Today, I came across the podcast Out Loud (The New Yorker), and an episode where translation was being discussed caught my attention. I started listening (only twenty minutes long) and found it very entertaining. You’ll find the link here: The Challenges of Translation.

Briefly about the episode: Two professional translators are being interviewed and the whole thing turns into a lively and entertaining discussion. One of the main topics covered in this episode is how “untranslatables” can be dealt with in different languages.

Because let’s face it, every professional translator will sooner or later be confronted with “untranslatables”. And, even though these words lack an equivalent in the target language, they still need to be translated in a correct way. This is simply our job as professional language providers. Different aspects of this and concrete examples of tricky words and phrases are also covered in the interview. The book Dictionary of Untranslatables is mentioned several times, which made me so curious that I will probably get hold of it as soon as I have the time.

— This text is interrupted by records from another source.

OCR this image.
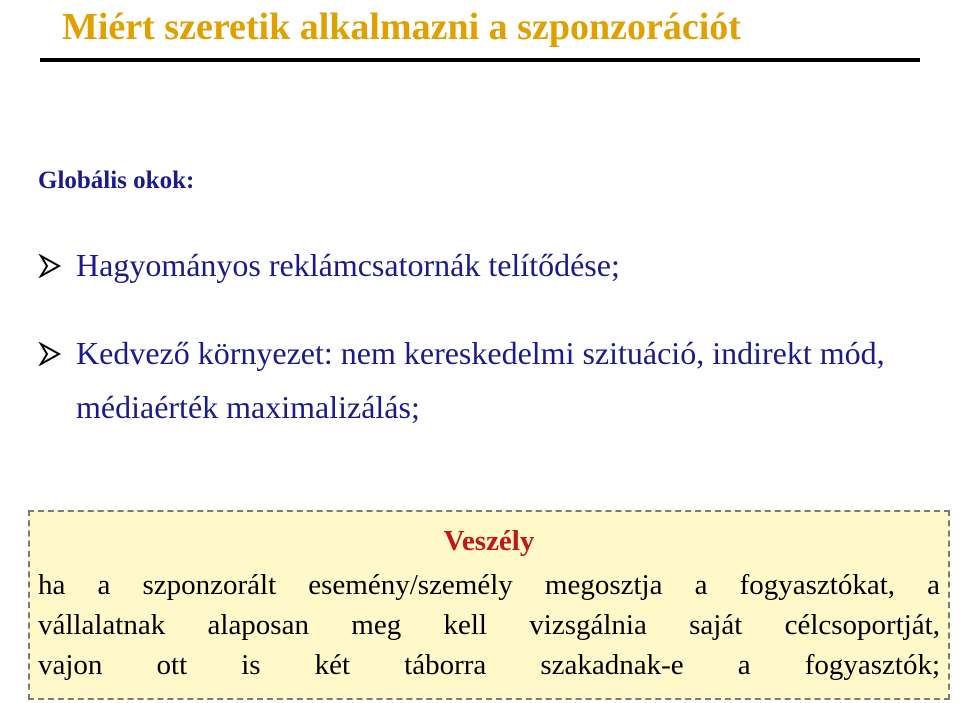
Miért szeretik alkalmazni a szponzorációt
Globális okok:
Hagyományos reklámcsatornák telítődése;
Kedvező környezet: nem kereskedelmi szituáció, indirekt mód, médiaérték maximalizálás;
Veszély
ha a szponzorált esemény/személy megosztja a fogyasztókat, a
vállalatnak alaposan meg kell vizsgálnia saját célcsoportját,
vajon ott is két táborra szakadnak-e a fogyasztók;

Translators On Why They Love Translation

When celebrating the international Translation Day last year, nine professional translators were interviewed and asked to describe why they find their profession so stimulating. All nine came up with several interesting aspects of our profession that you will find here:



Many reasons for loving translation


In principle, I agree with all these nine translators, but I thought I would make a list of my own here on the blog. Here it is:

  1. Being an independent translator gives you a lot of freedom to develop your language skills and creativity.
  2. It gives you a global perspective on things.
  3. As a translator, I get to network with colleagues and companies in other countries than my own.
  4. As a translator, you get an insight into very specific topics and industries.

4. Translation keeps your brain alert. Like one of the nine translators mentioned, I think you sometimes can compare it to a jigsaw puzzle or a crossword.